■感染対策を容易にする,医療従事者用ペンダント型時計“のびっち(R)”を開発

医療従事者であれば、誰しも腕時計の使用に疑問を持った事があると思います。感染対策の基本は「手指衛生」なのに、腕時計を着用したまま手を洗うと、手首が十分に洗浄されません。実際、順天堂大学の「手指衛生ガイドライン」でも、患者処置・ケア時には腕時計を外すよう推奨しています。しかし、勤務中頻繁に腕時計を付け外しするのは、事実上不可能です。
感染対策室と看護部の看護師達は、そんな悩ましい現状の解決に乗り出し、医療従事者用の時計「のびっち(R)I.C(Infection Control)」を開発しました。当初看護関係者を中心に販売された「のびっち(R)」の評判は、瞬く間に学内の医療従事者全体に広がって行きました。徹底的に機能性にこだわった商品には、次のような特徴があります。

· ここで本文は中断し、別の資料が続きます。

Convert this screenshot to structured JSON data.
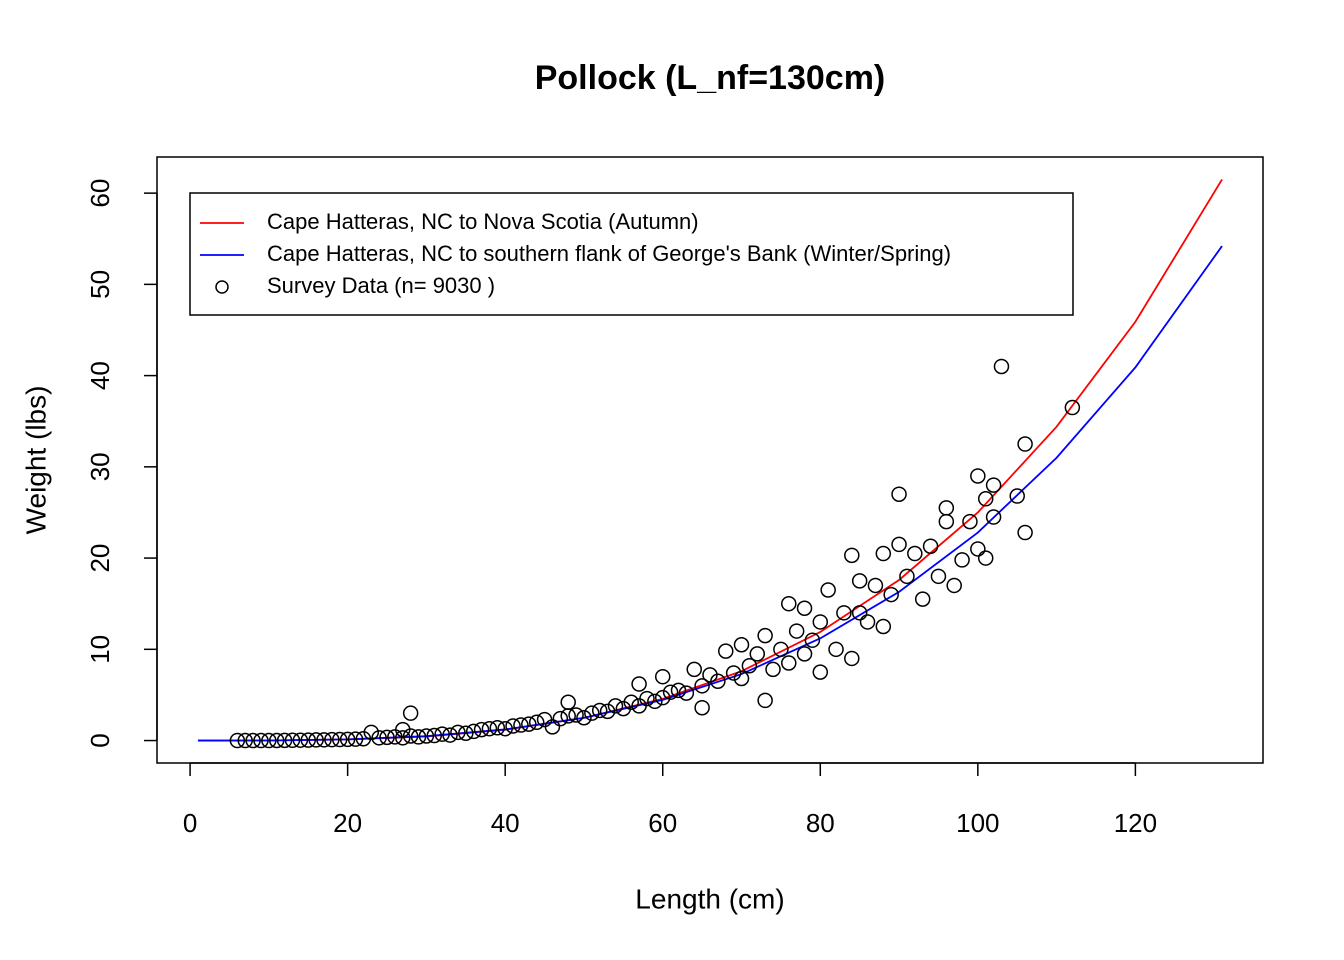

感染対策上重要な点は、デザインを胸ポケット装着型(ペンダント型)にする事で、確実な手洗いが可能になった事。従来のナースウォッチと違い、クリップと時計がリールで繋がれているのが、この商品の最大のポイントです。45〜55cm伸縮するリールを取り付けた事で、目の高さに時計を持って行く事が可能になりました。点滴滴下数の確認や、脈拍測定のための便利な機能もついていて、その実用性は腕時計をしのいでいます。また、腕時計のようにケア時に患者の身体にあたり皮膚損傷の原因になることもなく、「のびっち(R)I.C.」は、感染対策だけでなく、患者の安全確保や医療ミスの予防にも貢献しています。
開発当初は2000個限定、しかも開発者である池田恵(ICN, COE感染制御科学大学院4年生)と照沼則子(順天堂医院看護部入院業務課長)の自責購入でした。しかし、こんな時計の出現を待っていた現場では、口コミで評判が広がり、現在は、感染対策を重視した順天堂大学の代表的な商品として、大学病院の売店を中心に販売されています。既に国内での知名度を上げつつある「のびっち(R)I.C」ですが、2007年5月の国際看護師学術集会のブースで紹介した後は、海外の医療関係者にも広く知られるようになり、遠く南アフリカからも注文のメールが届きました。
価格は4,900円。ペンダント部位に順天堂大学のロゴが入ったタイプの他、手洗いをイメージした、優しいイラストのバージョンも新たに加わりました。また、200個以上の注文の場合には、希望のロゴ、施設名を入れて提供可能です。
「のびっち(R)I.C.」のお問い合わせは、池田恵 まで。

■11月15日 バージニア大学Janine Jagger教授が来訪
日本でもすでに多くの医療施設で活用されている「Epi-Net」を開発したバージニア大学のJanine Jagger先生が感染制御科学を訪ねられました。Jagger先生とともに感染制御科学大学院生、感染対策室ICD、ICPらと共に院内の針刺し・切創対策の現状をラウンド視察しました。
−見学ルート−
外来採血室→外来処置室→集中治療室(ハートセンター)→一般病棟(内科、外科)→NICU→手術室→滅菌室→透析室→ごみ集積場の計10カ所
ラウンド中はJagger先生と参加者は活発に意見交換を行い、見学後の感染対策室ICPからの「順天堂医院の針刺し・切創対策の3年間の取り組み」のプレゼンテーションでは、順天堂医院の地道な取り組みとその成果に高い評価をいただきました。
Jagger先生からの一言で「日本ではアメリカのように法律があるわけではないのに、積極的に安全装置付き器材の導入がされていることはすばらしい。」とおっしゃられたことがとても印象に残りました。またアメリカには透析用の穿刺針で安全機能付きのものがないとのことで、安全機能付き透析穿刺針に大変興味を示されていました。
今後も,感染制御科学では、感染制御に関わる大学院生の教育だけでなく、病院感染制御の推進のために感染対策室や看護部、医療安全管理担当者などと連携した活動を行っていきます。